While visiting with a group of world travelers recently, I was struck by the number of people wanting to discuss the difficulties of relationships while on the road. I’m not sure why I was surprised. Relationships tend to be the most popular topics of discussion in almost any setting, so why wouldn’t they be for families on the road? While I’ve been a single parent for most of my son’s life, I’ve traveled with partners before (how’s this for intimate travel: two-up on an F650 from Santa Fe to Venezuela!), and I’ve also dated while traveling. The details of being single on the road aren’t the topic of this post, but moreso the state of mind while traveling with others, be they children, lovers, friends or spouses. For those aspiring travelers who are in partnerships, this post is for you:
Because, of coursethere are difficulties with relationships on the road. In fact, so many of the families I’ve met note that any problem you might have at home only intensifies once you’re on the road. For example, if you imagined that hitting the road for that round-the-world adventure was the way to save your marriage, then you’re most likely going to be faced with some deep disappointment. Because according to far too many who’ve done it already, any squabble or tension – such as all those weeks without taking out the garbage, that flirtatious look your partner gave someone else that still eats at you, that disrespectful comment at the office party last year – it will all still be there. Only magnified. Imagine being enclosed in a car or shut up in a shabby hotel room with said partner, while it’s pouring buckets outside. Now throw in a few anxious kids who are still a bit unsure about this “We’re going to leave everything you’ve found stable up to now in your lives and show you new adventures you’ll really appreciate when you’re older”; maybe toss in a dog – or three cats (for real. I saw this) – for special effect, and this stuff can get really, really stressful and difficult. There are illnesses, language barriers, flat tires, days of boredom and crappy food, bad weather, whiney kids and fatigue – and those are the good days! Bette Davis once famously said, “Getting old ain’t for sissies,” and I’d say traveling isn’t for sissies either. It’s an endurance sport and you’d better be ready.

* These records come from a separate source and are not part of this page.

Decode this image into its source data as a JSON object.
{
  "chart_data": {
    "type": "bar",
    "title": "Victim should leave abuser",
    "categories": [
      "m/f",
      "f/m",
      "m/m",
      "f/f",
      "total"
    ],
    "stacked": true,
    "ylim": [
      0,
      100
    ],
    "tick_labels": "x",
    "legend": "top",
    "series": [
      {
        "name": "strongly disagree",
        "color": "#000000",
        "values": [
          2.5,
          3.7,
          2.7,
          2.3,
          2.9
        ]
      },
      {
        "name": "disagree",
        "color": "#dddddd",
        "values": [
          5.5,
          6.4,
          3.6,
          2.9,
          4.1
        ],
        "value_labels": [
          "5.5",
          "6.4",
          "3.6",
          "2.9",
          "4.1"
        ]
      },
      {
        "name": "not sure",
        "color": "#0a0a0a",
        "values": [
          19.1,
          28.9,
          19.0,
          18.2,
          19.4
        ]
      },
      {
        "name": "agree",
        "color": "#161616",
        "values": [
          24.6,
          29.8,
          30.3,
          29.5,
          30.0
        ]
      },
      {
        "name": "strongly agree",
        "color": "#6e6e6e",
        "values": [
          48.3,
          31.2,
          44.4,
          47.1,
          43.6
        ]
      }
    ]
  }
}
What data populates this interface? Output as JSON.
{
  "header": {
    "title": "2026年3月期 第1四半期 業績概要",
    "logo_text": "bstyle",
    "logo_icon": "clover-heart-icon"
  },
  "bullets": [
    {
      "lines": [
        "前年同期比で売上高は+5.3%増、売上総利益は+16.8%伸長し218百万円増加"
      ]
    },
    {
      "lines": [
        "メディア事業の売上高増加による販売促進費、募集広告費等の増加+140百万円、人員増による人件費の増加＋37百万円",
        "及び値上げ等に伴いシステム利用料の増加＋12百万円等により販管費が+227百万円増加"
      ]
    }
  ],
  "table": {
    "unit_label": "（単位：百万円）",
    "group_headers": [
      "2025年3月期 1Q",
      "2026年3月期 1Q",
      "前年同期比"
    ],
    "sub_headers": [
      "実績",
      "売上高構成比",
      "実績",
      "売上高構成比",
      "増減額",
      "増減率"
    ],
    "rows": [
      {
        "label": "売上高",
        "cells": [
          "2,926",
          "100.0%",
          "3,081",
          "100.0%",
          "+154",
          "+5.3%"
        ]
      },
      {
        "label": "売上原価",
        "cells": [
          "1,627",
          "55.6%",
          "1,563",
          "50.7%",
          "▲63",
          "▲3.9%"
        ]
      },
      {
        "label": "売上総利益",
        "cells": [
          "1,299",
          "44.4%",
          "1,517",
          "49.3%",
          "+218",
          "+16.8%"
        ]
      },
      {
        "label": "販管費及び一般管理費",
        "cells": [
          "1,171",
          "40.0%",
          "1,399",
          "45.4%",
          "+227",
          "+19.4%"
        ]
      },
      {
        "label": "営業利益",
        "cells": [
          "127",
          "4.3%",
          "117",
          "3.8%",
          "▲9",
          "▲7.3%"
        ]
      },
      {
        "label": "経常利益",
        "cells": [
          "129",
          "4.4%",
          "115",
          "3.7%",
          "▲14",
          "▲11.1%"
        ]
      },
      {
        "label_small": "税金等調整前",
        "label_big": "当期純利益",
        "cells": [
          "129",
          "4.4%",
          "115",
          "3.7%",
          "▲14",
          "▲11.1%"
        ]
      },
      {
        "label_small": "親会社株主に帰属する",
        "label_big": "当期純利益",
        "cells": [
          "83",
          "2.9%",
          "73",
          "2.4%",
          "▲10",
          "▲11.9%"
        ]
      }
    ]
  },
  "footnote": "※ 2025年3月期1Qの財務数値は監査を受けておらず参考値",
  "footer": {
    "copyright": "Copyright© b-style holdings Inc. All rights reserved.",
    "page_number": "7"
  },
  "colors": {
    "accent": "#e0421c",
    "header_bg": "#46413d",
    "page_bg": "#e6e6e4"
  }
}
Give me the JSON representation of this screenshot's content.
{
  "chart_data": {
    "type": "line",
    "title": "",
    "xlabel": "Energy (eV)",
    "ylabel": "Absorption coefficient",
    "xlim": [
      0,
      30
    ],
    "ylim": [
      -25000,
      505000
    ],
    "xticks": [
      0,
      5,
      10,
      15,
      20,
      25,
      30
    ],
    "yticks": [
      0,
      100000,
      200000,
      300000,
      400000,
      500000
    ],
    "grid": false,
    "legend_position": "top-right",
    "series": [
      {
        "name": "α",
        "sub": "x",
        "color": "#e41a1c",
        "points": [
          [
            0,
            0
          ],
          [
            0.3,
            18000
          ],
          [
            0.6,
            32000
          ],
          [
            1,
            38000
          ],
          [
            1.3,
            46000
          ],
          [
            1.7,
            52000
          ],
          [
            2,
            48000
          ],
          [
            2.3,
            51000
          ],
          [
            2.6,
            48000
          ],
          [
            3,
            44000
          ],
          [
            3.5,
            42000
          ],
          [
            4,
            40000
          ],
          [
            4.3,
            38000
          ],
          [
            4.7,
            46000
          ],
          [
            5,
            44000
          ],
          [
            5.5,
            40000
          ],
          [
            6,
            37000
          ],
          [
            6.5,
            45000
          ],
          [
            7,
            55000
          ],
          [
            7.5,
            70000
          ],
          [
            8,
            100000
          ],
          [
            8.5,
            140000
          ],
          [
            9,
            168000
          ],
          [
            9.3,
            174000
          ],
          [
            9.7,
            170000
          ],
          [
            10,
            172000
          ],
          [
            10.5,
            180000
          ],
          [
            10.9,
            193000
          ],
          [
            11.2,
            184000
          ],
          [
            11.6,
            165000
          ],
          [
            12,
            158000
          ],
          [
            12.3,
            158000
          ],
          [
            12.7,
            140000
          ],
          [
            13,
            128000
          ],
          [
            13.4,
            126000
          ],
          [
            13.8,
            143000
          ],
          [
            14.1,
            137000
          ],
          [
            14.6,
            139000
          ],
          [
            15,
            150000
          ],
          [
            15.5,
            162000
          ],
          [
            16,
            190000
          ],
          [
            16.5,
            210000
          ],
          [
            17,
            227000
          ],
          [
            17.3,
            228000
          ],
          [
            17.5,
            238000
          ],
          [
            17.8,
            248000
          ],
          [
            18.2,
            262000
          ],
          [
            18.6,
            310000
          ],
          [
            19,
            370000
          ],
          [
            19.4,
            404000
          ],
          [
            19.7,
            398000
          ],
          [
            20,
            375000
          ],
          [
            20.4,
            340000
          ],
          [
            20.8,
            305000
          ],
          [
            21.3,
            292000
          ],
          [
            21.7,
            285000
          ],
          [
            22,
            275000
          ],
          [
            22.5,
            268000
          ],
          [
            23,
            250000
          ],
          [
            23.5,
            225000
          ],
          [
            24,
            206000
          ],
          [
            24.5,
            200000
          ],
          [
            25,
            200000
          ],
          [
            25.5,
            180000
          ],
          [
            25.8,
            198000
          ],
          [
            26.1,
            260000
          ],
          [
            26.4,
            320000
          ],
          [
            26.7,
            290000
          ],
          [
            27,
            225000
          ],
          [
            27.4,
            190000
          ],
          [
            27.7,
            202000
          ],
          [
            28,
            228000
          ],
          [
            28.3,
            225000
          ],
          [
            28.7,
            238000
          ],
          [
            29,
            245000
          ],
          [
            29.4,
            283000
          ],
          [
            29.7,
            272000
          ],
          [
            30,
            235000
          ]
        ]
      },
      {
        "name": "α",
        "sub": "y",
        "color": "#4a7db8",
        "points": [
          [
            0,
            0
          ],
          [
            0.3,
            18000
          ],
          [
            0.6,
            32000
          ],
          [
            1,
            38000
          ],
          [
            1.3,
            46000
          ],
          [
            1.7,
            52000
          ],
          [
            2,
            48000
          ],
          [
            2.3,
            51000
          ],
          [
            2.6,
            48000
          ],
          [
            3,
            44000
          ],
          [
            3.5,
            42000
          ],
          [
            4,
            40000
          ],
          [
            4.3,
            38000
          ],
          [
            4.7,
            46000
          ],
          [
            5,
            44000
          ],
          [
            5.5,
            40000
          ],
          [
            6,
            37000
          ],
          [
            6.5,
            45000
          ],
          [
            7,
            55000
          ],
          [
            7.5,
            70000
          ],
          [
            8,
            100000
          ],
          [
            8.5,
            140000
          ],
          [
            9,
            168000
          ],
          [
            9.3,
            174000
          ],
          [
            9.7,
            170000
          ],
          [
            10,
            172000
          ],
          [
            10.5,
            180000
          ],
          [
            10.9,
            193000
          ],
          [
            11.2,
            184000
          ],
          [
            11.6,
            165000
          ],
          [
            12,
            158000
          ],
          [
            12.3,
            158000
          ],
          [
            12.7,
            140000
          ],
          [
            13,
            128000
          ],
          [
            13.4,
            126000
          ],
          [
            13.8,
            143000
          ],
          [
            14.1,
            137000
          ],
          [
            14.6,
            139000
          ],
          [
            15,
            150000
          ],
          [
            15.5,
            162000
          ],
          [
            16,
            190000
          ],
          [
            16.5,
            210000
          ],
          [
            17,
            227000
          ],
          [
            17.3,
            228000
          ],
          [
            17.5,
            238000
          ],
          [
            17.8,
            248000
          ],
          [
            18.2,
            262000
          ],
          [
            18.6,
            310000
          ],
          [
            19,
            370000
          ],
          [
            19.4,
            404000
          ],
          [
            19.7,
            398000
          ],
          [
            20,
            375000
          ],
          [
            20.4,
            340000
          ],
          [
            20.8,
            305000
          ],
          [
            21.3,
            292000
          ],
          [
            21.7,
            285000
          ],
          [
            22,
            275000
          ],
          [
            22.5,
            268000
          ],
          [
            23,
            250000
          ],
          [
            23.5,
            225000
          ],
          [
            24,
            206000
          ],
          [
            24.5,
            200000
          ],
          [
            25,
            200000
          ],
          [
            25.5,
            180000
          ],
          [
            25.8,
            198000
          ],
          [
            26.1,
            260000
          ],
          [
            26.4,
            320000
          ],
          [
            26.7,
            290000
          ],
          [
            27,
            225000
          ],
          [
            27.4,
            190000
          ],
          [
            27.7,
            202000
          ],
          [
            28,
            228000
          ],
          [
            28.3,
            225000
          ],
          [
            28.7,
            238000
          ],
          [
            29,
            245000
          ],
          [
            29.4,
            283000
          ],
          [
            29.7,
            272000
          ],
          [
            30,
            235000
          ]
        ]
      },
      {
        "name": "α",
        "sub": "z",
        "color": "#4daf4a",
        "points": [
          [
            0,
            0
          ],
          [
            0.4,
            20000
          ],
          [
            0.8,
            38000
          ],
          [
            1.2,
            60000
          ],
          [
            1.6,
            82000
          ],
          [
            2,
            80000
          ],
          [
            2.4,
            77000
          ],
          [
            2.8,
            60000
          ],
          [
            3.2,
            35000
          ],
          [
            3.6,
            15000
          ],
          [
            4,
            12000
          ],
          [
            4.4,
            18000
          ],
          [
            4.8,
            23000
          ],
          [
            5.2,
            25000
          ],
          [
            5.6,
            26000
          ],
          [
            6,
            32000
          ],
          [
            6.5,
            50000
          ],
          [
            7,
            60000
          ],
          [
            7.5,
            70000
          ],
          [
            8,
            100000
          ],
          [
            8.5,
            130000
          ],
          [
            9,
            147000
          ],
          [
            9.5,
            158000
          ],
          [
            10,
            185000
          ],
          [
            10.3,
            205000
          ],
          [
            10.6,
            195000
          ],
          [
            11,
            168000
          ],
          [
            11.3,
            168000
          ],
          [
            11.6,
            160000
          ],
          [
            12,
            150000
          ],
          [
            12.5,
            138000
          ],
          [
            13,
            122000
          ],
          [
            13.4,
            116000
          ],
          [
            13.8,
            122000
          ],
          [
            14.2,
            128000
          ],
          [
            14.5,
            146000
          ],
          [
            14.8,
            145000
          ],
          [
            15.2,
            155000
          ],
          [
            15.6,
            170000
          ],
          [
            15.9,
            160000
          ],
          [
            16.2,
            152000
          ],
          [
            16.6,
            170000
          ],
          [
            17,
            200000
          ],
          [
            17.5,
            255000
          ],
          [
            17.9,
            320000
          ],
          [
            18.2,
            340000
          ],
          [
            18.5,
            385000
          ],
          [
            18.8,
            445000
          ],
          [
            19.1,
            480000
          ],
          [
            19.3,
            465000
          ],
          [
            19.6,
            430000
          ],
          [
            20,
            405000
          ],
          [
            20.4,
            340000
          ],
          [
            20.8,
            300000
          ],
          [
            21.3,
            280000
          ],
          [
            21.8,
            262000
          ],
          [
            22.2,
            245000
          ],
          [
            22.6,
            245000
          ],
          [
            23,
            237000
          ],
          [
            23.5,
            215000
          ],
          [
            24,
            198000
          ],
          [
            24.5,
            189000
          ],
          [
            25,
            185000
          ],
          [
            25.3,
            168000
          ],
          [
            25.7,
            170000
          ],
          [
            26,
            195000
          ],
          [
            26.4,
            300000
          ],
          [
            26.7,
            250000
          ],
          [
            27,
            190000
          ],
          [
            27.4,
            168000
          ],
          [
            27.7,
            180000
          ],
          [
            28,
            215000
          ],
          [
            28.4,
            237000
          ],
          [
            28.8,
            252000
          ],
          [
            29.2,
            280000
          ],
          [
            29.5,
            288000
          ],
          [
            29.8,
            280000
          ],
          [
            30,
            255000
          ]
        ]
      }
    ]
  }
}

But this picture isn’t all grim. In fact, it can be amazing. What many veteran travelers suggest is to truly clean house before heading out on the road, and this doesn’t mean the physical aspect of your residence. Whether your destination is close to home or thousands of miles away, it means locating the WHY of your adventure and making sure you’re doing it for the right reason, which should NOT be an attempt to salvage any struggling relationship. Make sure you and your partner are on the same page, and have established yourselves as being fully capable of handling stress, disappointment and inevitable conflict in the most comfortable of circumstances, so you can then handle these situations in less ideal locations as well. This of course assumes that you and your partner have had small adventures throughout your relationship and have proven to be great travel partners. If you haven’t even traveled before, then stop now and plan a little weekend away. Then a week away, etc. I always feel like traveling together is key to seeing how you’ll work through other problems throughout the duration of your time together.
Here are some tips from couples and friends on the road:
Take time together to connect at the end of the day or every few days, to review and reassess your strategies. If your kids are old enough, or you’ve been in a place long enough to have found reliable babysitting resources, then make a date night, and carve out time to remember what brought you together.
As important as it is for each couple to find together time, it’s also essential that each individual also find time to be alone and quiet. Being on the road can be a non-stop demand fest, particularly if your kids are hoping you’ll be the substitute playmates they left behind. Add hours of driving in a cramped car and the feelings of strain can be all the more potent.
Most couples I’ve interviewed leave their homes, families, jobs and all belongings, so they can have more family time, to “get off the hamster wheel” or “leave the rat race”, but it doesn’t mean everyone should be attached at the hip. And it won’t necessarily be perfect once you’ve finally left that stressful job, even if that’s the hope. The truth is you’ll get sick of each other, you’ll question your decision possibly every day for months, maybe even the first year. You’ll realize how little you can actually accomplish in a single day (particularly for high-energy achievers like myself!), and you might even miss the familiar consistency of what you left behind, even if it was a job you disliked. This is common.
But you’re on the right path. Find simple things to bring you joy: that ice cream cone that actually tastes like real cream, or a movie – in English! – that you and your travel partner had been wanting to see for years, and which just arrived in that Latin American city you’re visiting. Some days make a decision to skip any cultural event you had planned in exchange for that green, leafy-treed park with a set of swings for the kids.
At the end of the day spend time remembering the fun or funny events, even if they didn’t seem so fun at the time. Because traveling – like relationships – demands a sense of humor. If you can’t find a way to laugh at some of the crazy situations you will inevitably be faced with while on the road then you might want to reconsider your decision to travel in the first place. Laughter, patience, and forgiveness, will be critical tools for your road trip. And for your life.
I’d love to hear from others about their relationship hacks for the road. What secrets do you have to share?